The foundation and the bureau conducted safety inspections on 24 glow stick samples — 20 chemoluminescent glow sticks and four electric glow sticks — that were purchased in April.

Su said 58.3 percent of glow stick samples (14 items) were found to contain exceedingly high amounts of plasticizers, 50 percent (12 items) were found without the product safety mark, 58.3 percent (14 items) were found with Chinese-character labels that fell below the required standards.

Based on Chinese National Standard 4797 for the regulation of toys, the eight permissible plasticizers, including six Phthalate Esters (PAE), may not exceed 0.1 percent of an item’s weight.

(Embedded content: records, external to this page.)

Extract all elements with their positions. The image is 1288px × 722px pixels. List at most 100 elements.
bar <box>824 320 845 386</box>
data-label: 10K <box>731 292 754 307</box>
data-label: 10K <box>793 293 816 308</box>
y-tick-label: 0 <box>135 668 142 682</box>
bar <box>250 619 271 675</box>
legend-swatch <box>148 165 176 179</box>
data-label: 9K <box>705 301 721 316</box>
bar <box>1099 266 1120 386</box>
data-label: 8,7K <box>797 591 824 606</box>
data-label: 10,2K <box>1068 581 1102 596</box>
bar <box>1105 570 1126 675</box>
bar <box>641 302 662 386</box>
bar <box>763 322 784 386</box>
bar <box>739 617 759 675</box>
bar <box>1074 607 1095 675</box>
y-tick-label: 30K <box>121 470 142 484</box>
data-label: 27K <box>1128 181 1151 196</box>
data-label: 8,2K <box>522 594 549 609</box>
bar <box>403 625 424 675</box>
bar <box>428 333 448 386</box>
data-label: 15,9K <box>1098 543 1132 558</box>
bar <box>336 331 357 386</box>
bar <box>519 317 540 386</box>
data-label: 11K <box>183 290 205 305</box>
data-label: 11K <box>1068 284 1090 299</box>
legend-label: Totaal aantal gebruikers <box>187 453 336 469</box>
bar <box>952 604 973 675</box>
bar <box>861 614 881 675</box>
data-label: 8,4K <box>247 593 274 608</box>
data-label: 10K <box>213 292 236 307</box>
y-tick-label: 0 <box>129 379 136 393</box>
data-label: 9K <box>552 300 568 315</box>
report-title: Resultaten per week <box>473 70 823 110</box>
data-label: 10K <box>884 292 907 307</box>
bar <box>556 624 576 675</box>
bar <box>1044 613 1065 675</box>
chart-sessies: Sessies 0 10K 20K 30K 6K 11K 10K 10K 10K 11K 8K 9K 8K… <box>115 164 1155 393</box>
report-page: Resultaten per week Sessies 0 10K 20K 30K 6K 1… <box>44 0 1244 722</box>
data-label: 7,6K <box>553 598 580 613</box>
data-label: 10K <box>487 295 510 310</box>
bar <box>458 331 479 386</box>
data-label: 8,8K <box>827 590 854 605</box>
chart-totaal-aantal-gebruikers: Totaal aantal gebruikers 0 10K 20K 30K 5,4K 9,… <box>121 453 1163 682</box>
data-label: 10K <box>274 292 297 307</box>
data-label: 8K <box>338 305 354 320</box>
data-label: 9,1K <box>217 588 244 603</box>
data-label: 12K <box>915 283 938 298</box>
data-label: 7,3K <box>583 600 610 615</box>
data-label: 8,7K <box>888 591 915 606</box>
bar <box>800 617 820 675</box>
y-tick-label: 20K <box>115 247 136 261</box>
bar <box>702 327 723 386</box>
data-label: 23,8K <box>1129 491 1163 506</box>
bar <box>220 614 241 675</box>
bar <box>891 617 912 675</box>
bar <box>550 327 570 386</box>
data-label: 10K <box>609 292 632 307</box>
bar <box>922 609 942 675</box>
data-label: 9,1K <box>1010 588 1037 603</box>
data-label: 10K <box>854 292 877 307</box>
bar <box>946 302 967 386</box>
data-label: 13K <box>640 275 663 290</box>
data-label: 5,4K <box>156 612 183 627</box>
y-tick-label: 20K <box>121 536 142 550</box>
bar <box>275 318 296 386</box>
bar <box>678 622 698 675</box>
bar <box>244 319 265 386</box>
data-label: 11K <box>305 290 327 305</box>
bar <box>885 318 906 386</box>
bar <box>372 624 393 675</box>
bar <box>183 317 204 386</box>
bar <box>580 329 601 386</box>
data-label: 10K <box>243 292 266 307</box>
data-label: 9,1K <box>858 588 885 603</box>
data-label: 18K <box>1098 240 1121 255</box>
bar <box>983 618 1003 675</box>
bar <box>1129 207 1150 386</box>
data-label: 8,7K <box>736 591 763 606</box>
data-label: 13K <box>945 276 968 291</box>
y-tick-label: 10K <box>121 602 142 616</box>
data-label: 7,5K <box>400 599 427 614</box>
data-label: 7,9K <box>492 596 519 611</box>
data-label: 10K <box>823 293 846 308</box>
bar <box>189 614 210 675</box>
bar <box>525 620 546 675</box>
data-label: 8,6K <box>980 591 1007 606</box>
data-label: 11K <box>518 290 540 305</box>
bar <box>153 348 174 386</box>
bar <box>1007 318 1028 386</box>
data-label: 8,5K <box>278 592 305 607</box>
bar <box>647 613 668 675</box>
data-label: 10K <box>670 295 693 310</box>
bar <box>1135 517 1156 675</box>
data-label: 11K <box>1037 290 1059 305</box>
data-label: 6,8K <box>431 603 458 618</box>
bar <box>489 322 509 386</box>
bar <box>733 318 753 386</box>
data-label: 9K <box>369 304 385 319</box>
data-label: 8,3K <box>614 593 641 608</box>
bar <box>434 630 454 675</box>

However, the survey found that in one of the chemoluminescent glow sticks, the plasticizer di-n-butyl phthalate (DBP) made up to about 44.85 percent of its weight, or 448.5 times the standard limit.

BSMI Deputy Director-General Chuang Su-chin (莊素琴) said the bureau had demanded that all sub-standard glow sticks be removed from store shelves, adding that manufacturers and importers would be fined between NT$100,000 (US$3,327) and NT$2 million if improvements are not made.

Moreover, manufacturers or importers of glow sticks who fail to display a product safety mark may face a fine of between NT$100,000 and NT$1 million if no improvements are made, Chuang said, adding that the bureau had also asked companies to improve labels that displayed insufficient information, such as the company name or origin.

“PAEs are endocrine disrupting chemicals and may cause imbalances in a child’s hormonal system, the feminization of men and an increased rate of breast cancer for women,” BSMI senior specialist Lai Chun-chieh (賴俊杰) said.

In addition, Lai said three sampled items were found to be physically unsafe for small children, meaning that they contained small objects that are easily detachable and may be accidentally swallowed.

Chuang urged consumers to read the labels and product safety remarks on glow stick packaging before purchasing them, advised purchasers to refrain from breaking the sticks or otherwise exposing the liquid chemical substances inside and said they should wash their hands thoroughly after using glow sticks.